Last week the Ontario Health Coalition issued warnings about the impact of a budget freeze on hospitals. Health Minister Deb Matthews denied wait times would lengthen. She told Canadian Press: “I’m asking everyone who works in health care to ask two questions. The first question is, what’s the best thing for the patients? The second thing is, what’s the best thing for the taxpayers? So we need to get better patient care and we need to get better value for money.” To rein in expenses, labour negotiations with both union and non-union employees need to take into consideration the “financial circumstance” of the province, Ontario Hospital Association interim President Mark Rochon told CP. Meanwhile, cuts are already being felt. Doctors are upset about the possible closure of two hyperbaric chambers at Hamilton General Hospital, which provide 1,400 treatments a year. Hamilton General president Teresa Smith suggested recently that patients could go to area private clinics instead. The doctors told the Hamilton Spectator private clinics aren’t regulated. They don’t tend to treat the same medical conditions as hospitals and for the most part don’t handle emergency or critically ill patients. Health Canada warns on its website that private clinics are “very expensive.” Hyperbaric oxygen therapy can be used for everything from embolisms and carbon monoxide poisoning to enhancement of healing for wounds.

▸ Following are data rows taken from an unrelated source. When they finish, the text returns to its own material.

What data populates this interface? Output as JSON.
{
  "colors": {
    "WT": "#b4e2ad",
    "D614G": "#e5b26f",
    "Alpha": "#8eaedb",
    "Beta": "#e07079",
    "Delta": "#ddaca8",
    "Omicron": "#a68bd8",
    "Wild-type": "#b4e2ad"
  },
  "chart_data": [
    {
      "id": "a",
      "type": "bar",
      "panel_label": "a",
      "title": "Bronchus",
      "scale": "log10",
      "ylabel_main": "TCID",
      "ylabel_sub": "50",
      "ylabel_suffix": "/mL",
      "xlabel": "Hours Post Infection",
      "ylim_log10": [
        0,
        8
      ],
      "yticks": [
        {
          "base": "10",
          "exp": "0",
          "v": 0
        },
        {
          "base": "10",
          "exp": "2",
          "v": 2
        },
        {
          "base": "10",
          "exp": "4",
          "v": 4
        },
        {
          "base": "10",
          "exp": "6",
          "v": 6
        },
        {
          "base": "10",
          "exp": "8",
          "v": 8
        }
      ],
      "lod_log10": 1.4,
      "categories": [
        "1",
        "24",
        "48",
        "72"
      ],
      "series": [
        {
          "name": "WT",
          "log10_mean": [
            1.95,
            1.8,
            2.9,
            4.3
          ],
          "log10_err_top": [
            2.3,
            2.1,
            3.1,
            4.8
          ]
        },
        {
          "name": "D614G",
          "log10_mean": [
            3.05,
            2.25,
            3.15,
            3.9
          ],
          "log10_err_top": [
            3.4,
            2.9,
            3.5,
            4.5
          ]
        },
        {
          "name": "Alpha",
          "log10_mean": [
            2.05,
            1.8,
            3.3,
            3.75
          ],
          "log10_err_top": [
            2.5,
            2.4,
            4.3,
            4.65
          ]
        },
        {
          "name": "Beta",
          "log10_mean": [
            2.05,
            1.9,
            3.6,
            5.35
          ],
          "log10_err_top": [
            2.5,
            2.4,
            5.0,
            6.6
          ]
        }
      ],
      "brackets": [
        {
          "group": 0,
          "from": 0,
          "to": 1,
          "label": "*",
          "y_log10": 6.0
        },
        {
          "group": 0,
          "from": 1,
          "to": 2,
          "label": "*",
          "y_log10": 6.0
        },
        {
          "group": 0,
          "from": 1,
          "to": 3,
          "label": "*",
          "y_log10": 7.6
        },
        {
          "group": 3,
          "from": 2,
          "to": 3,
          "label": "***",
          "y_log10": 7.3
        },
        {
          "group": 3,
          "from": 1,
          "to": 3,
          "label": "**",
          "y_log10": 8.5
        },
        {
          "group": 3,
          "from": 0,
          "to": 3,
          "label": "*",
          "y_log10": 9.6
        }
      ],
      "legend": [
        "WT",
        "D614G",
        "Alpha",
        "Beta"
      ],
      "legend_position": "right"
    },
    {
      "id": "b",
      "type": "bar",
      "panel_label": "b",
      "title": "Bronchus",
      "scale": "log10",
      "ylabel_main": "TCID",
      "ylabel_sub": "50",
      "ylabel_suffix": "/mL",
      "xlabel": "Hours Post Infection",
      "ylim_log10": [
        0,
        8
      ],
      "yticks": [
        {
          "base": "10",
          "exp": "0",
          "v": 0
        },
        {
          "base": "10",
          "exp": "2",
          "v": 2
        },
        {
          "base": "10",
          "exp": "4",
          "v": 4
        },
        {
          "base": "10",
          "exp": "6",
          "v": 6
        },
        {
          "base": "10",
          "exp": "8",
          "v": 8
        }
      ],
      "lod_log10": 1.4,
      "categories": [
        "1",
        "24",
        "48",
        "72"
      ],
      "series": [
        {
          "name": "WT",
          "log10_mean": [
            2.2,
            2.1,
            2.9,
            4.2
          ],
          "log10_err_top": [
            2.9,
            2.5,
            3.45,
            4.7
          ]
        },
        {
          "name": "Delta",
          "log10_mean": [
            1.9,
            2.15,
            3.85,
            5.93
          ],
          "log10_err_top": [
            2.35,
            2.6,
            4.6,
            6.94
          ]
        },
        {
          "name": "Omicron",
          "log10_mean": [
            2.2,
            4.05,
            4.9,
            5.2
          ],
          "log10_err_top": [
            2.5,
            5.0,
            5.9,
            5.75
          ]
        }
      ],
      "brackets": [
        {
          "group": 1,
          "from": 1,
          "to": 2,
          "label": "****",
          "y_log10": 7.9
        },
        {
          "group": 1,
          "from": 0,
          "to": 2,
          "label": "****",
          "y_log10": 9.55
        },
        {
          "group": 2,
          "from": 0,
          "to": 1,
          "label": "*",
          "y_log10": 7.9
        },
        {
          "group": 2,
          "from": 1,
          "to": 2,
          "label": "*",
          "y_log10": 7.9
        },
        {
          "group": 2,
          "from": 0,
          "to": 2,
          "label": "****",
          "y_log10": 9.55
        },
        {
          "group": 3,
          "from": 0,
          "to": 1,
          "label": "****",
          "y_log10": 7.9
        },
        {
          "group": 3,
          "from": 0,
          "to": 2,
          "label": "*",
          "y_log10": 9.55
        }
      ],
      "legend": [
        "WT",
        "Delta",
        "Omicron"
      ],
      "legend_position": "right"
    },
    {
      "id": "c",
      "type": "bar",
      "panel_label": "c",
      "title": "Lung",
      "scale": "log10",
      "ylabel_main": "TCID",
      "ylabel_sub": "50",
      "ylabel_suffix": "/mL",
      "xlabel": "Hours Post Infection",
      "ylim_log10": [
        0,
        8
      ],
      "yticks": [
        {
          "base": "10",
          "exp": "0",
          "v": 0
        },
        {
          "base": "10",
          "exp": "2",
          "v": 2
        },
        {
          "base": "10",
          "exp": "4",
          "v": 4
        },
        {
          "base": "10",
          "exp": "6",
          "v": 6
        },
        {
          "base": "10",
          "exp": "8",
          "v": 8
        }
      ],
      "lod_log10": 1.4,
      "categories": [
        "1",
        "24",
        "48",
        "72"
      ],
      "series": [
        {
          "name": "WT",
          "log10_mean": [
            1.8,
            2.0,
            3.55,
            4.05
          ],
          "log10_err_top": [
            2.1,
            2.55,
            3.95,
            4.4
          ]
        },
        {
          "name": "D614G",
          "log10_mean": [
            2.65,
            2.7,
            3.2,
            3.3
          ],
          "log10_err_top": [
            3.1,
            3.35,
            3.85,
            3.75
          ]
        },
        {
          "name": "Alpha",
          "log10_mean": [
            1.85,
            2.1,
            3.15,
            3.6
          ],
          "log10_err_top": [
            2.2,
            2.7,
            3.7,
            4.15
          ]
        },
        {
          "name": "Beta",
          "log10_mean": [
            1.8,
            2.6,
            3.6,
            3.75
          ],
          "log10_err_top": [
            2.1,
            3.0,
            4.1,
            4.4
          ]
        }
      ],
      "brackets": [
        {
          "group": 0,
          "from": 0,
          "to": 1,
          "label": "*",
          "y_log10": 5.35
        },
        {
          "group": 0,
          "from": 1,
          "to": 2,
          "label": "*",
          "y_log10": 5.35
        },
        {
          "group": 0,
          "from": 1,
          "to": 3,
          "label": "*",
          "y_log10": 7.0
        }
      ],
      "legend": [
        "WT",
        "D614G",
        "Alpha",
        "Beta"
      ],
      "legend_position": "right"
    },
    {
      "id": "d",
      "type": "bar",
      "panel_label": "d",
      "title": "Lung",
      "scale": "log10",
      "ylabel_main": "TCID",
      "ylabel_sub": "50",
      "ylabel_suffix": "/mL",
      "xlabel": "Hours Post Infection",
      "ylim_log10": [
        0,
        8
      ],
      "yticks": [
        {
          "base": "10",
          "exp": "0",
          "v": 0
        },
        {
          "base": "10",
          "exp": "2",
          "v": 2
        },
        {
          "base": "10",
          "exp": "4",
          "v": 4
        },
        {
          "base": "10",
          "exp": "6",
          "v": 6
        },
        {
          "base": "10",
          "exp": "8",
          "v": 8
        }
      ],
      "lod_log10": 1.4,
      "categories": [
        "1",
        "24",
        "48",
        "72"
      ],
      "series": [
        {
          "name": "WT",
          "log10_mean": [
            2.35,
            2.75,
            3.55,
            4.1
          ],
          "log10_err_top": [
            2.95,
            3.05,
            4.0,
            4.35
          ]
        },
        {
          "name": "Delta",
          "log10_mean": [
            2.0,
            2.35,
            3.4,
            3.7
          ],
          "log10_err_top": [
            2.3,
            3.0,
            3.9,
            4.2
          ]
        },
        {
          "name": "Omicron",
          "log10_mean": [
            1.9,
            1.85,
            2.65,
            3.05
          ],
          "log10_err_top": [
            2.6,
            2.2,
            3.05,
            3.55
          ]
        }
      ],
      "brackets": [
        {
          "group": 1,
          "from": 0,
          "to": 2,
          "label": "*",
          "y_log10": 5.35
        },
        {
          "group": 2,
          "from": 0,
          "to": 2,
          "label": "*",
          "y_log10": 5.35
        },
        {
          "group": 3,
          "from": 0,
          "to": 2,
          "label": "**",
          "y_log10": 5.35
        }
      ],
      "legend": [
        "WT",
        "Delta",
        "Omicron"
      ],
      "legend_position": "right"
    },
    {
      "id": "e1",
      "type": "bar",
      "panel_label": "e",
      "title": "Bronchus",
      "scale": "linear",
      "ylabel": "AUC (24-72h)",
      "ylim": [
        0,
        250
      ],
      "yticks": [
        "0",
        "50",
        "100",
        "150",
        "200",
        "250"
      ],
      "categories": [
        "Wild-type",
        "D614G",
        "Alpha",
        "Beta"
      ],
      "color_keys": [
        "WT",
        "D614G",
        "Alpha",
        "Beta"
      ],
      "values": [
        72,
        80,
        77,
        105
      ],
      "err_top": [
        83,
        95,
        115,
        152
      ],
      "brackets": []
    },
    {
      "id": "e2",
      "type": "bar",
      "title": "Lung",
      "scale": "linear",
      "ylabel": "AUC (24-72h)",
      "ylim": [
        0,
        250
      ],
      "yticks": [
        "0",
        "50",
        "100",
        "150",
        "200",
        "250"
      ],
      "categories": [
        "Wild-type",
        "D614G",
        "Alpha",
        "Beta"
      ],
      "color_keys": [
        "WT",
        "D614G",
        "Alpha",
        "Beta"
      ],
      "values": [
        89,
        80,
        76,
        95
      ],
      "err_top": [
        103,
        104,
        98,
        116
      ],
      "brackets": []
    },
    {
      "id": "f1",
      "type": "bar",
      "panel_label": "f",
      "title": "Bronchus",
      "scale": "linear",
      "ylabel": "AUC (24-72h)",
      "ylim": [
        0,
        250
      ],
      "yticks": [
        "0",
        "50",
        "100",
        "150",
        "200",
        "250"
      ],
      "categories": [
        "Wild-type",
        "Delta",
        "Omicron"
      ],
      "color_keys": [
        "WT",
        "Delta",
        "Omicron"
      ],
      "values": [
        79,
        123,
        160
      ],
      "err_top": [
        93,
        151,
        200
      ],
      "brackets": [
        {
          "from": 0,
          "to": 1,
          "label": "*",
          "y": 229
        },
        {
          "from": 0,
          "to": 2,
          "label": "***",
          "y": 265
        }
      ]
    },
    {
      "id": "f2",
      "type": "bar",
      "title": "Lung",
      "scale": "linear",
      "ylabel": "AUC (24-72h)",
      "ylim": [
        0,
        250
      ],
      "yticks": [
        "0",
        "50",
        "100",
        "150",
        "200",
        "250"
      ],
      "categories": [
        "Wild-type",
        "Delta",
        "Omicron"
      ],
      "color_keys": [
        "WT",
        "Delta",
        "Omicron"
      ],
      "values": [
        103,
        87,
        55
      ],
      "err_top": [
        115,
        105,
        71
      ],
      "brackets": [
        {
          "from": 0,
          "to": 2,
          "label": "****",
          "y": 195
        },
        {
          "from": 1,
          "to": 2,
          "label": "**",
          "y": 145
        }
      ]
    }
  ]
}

Given all the studies on the social determinants of health, it is no surprise that a recent study shows that where you live may be a factor in assessing your risk of cardiac arrest. The study, done by Toronto’s St. Michael’s Hospital, found people in central Scarborough, western parts of North York and north Etobicoke – all low-income neighbourhoods – had the highest rates of cardiac arrest – about 500 per 100,000 people. In the wealthier neighbourhoods, that number was closer to 160 per 100,000.
The Diablogue has written extensively on the issue of fresh food in hospitals. We noted that South Grey Bruce Health Centre was eliminating fresh food service at a time when hospitals across North America were returning to it. Both York Central and Scarborough General have generated news stories about improved patient satisfaction through improved food service. A recent feature story in Restaurant News highlights many of the benefits of this new trend, including less food waste and better nutrition for patients. “For years, whenever there was a need to have a budget cutback, the hospital would always take money out of foodservice,” Susan Bull, manager of the nutrition and food services department at Scarborough Genera, told the trade newsletter. In 1998, facing deep cuts, the hospital was forced to remove patient choice on meals. Given the province’s freeze on hospital base budgets, it will be a challenge to maintain patient-centered care when it comes to food service delivery. Meanwhile, OPSEU has asked for costs related to South Bruce Grey’s food services following its switch to frozen rethermalized food service. Letter writers in the regional media continue to criticize the hospital for its backwards move. “Anyone staying overnight or being admitted after designated meal times cannot expect even a cup of tea or toast as the facilities to provide these simple acts of caring have all been eliminated from the premises,” writes Fran Farrell of the Purple Grove Women’s Institute. Watch for more on this story in coming days.
Finally, while we are repeatedly told that hospitals must divest services to the community, we found a story about a hospital that has actually improved services to long-term care patients who are waiting for permanent placement in a nursing home. The Credit Valley Hospital and Trillium Health Centre just opened 21 new interim long-term care beds in West Toronto. Redesigned at the cost of $1.3 million, the facility is modest relief for the thousands waiting for a permanent bed.